An original set, the decorative copper hammered bowl features a silver gilded surface, still visible on the outside. The interior is wonderfully coated with a rich green malachite mineral encrusted layer. The deep and slightly tapering profile shows a flat rim embellished with an incised decoration. The ladle spoon is purportedly original to the bowl and shows identical patina and colorful mineral encrustations. Evidence of traces of fibers can be seen on both, the bowl and the ladle underside.
This is one of only two rare original Moche metalware sets we have offered in over 22 years! Presence of metal-worked goods is thought to have been especially significant with respect to the highest-ranking members of society making them extremely rare!
The Moche civilization, or the Mochica culture, flourished in northern Peru with its capital near present-day Moche, Trujillo, Peru. They thrived from about 100 to 700 AD during the Regional Development Epoch. Moche society was agriculturally based, with a significant level of investment in the construction of a sophisticated network of irrigation canals for the diversion of river water to supply their crops. The Moche are particularly noted for their elaborately painted ceramics, gold work, monumental constructions (huacas), and irrigation systems.

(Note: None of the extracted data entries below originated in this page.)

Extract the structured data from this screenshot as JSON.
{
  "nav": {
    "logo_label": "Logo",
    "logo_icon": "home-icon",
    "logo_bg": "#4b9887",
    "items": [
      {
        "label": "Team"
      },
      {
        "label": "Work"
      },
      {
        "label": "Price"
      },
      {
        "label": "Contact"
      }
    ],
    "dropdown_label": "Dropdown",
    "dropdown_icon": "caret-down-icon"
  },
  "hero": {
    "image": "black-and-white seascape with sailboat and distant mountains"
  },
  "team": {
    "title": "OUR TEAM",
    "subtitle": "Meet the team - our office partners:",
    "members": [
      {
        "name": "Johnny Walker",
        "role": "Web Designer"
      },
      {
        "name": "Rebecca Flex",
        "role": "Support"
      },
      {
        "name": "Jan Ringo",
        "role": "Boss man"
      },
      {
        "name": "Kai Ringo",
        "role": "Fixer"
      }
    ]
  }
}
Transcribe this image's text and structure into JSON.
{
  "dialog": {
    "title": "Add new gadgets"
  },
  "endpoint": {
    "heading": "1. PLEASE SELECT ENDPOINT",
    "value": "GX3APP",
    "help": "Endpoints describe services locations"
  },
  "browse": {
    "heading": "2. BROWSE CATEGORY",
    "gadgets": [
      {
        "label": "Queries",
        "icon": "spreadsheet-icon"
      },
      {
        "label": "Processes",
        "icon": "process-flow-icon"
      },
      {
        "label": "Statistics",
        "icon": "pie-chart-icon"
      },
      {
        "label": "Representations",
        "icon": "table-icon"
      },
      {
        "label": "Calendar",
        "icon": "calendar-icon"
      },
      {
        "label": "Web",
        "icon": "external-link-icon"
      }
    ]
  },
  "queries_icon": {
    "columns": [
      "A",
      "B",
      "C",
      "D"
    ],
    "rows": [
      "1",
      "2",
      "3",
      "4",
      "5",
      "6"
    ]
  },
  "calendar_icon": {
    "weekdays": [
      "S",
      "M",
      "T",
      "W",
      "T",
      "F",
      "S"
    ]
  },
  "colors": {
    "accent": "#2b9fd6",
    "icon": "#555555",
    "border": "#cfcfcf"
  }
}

Both iconography and the finds of human skeletons in ritual contexts seem to indicate that human sacrifice played a significant part in Moche religious practices. These rites appear to have involved the elite as key actors in a spectacle of costumed participants, monumental settings and possibly the ritual consumption of blood. The tumi was a crescent-shaped metal knife used in sacrifices. Excavations in plazas near Moche huacas have found groups of people sacrificed together and the skeletons of young men deliberately excarnated, perhaps for temple displays.
The Moche may have also held and tortured the victims for several weeks before sacrificing them, with the intent of deliberately drawing blood. Some parts of the victims may have been eaten in ritual cannibalism. The sacrifices may have been associated with rites of ancestral renewal and agricultural fertility. Moche iconography features a figure which scholars have nicknamed the "Decapitator"; it is frequently depicted as a spider, but sometimes as a winged creature or a sea monster: together all three features symbolize land, water and air. When the body is included, the figure is usually shown with one arm holding a knife and another holding a severed head by the hair; it has also been depicted as "a human figure with a tiger's mouth and snarling fangs". The "Decapitator" is thought to have figured prominently in the beliefs surrounding the practice of sacrifice.